Its not a magic bullet, but it begins to improve the situation, and we hope, give some more ideas to the IT folks at AIMS-Senegal about how to continue to tackle such problems.
How do we merge this with our own research and try to let our experience inform our future strategies on how we look at resilience, particularly when there is no steady-state? The AIMS-Senegal network situation actually closely resembles the situation we find ourselves in with regard to cybersecurity defense. We always have to assume the next failure is coming, that we don’t know when it will happen or how long it will last. This situation has largely informed our approach to proactive defenses, particularly our Moving Target Defense technologies. In fact, our patent-pending Stream Splitting Moving Target Defense (SS-MTD) implements a type of multipath TCP at the application layer in a configuration that looks vaguely similar to our new network configuration at AIMS-Senegal.
The key here is getting back to resilience. Or, thought about another way, how do we react to failure. In the resilience world we often talk about these bathtub curves, where a service moves from a steady state into a failed state and then gradually (depending on the needs and requirements of the service in question) returns to its original steady state. We then make various measurements and try to approach improving the resilience of a service in terms of reducing the amount of degradation or reducing the time window that the service is degraded.
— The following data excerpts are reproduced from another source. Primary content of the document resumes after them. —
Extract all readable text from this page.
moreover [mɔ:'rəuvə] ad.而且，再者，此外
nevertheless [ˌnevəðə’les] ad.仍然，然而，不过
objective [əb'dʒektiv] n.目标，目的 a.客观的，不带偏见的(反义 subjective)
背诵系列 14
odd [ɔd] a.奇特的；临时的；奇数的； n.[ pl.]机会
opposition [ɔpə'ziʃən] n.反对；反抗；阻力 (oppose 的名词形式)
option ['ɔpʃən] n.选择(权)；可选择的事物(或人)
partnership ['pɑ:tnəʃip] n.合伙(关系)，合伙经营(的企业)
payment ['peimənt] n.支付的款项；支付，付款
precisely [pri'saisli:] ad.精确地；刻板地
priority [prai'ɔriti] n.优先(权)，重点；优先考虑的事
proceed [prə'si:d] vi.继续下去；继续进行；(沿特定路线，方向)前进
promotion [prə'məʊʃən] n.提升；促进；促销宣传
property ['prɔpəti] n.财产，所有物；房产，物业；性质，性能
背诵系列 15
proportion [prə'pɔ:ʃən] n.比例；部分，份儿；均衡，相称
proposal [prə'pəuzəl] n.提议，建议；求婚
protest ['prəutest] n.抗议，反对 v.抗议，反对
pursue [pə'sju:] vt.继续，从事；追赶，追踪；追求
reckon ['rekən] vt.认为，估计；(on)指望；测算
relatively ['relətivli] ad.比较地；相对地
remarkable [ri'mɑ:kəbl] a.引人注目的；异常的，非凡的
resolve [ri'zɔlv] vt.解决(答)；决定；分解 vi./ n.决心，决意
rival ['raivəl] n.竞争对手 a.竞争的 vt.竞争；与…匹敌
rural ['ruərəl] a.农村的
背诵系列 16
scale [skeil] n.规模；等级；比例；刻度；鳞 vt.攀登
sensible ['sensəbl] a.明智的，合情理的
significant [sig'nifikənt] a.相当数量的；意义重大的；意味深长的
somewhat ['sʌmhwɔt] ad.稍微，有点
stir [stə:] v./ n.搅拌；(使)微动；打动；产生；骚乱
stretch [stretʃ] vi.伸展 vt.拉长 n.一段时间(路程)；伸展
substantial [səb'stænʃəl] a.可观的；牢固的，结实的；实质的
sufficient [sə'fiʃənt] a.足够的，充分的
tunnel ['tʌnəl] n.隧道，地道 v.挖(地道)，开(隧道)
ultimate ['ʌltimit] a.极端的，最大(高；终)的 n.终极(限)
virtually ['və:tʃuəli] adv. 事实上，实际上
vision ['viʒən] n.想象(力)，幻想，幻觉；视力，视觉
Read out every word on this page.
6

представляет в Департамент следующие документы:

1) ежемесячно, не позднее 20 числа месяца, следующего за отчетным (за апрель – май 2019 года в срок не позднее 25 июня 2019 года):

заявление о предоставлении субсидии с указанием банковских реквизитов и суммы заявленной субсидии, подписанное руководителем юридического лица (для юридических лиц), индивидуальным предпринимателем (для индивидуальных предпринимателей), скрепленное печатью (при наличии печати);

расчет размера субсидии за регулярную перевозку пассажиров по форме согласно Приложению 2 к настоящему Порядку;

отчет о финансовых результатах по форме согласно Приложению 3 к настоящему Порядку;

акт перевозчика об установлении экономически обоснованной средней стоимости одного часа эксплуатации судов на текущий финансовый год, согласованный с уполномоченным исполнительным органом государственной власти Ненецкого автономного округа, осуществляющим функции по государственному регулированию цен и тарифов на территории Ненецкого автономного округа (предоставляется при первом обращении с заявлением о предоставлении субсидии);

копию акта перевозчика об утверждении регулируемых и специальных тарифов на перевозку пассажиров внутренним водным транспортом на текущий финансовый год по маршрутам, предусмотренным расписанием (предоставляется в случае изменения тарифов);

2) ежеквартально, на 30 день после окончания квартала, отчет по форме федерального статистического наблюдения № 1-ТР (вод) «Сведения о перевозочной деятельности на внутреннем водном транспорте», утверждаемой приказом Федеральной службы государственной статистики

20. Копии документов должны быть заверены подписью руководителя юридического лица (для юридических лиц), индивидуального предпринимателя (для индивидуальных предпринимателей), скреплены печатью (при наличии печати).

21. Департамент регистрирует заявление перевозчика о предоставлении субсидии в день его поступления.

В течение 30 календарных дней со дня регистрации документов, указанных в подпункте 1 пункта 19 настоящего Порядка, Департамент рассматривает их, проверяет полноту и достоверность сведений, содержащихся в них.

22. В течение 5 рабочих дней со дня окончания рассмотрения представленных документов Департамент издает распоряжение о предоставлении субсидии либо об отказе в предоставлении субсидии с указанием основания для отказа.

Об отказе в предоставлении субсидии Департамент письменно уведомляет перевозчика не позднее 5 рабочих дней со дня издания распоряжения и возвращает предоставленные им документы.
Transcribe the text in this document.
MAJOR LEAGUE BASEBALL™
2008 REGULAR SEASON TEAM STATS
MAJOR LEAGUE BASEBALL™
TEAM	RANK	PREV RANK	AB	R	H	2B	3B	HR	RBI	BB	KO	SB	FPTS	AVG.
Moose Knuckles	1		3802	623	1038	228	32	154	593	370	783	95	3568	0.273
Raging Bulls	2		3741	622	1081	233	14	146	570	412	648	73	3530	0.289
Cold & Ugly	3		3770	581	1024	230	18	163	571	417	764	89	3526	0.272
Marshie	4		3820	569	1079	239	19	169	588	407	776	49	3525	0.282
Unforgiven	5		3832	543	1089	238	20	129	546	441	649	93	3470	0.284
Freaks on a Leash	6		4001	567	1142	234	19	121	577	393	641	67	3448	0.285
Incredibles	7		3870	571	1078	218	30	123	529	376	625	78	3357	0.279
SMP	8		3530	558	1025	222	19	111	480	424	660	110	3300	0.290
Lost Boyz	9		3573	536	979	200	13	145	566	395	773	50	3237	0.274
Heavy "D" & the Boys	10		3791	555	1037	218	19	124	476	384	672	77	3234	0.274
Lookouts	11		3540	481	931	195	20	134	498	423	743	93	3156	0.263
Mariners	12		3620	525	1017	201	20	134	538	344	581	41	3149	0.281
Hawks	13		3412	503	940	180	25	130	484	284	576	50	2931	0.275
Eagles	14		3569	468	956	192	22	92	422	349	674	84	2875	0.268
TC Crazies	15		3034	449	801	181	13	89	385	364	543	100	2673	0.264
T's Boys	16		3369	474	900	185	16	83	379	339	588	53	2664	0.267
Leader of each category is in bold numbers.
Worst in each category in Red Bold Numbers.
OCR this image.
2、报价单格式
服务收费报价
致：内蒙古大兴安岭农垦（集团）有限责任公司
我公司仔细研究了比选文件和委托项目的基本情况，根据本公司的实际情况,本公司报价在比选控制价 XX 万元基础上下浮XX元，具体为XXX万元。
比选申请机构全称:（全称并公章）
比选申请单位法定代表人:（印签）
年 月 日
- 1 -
Without a traditional steady-state, its more difficult to talk about resilience in our usual terminology. Improving diversity of infrastructure providers should add a dramatic increase in possible resilience. Currently at AIMS, their only real option for Internet is Orange Telecom, but that could change with additional infrastructure deployment in Africa. Adding diversity to connection types in addition to providers would be even better (cable, cellular, satellite, etc). Efforts to deploy non-traditional internet connections in the region by companies like Facebook and Google will hopefully help to make this easier. Though Internet resilience is a lower priority than other infrastructure, like power, it is still mission critical to an educational institution like AIMS.
Utilizing strategies from moving target resilience work allows us to view failures as a normal operating condition and react accordingly. Overlapping bathtub curves can still lead to 100% uptime. This type of thinking and approach to problem solving hopefully can allow AIMS to contribute to a model for resilience without steady state assumptions as a goal for Senegal and other areas in Africa and abroad that deal with similar problems.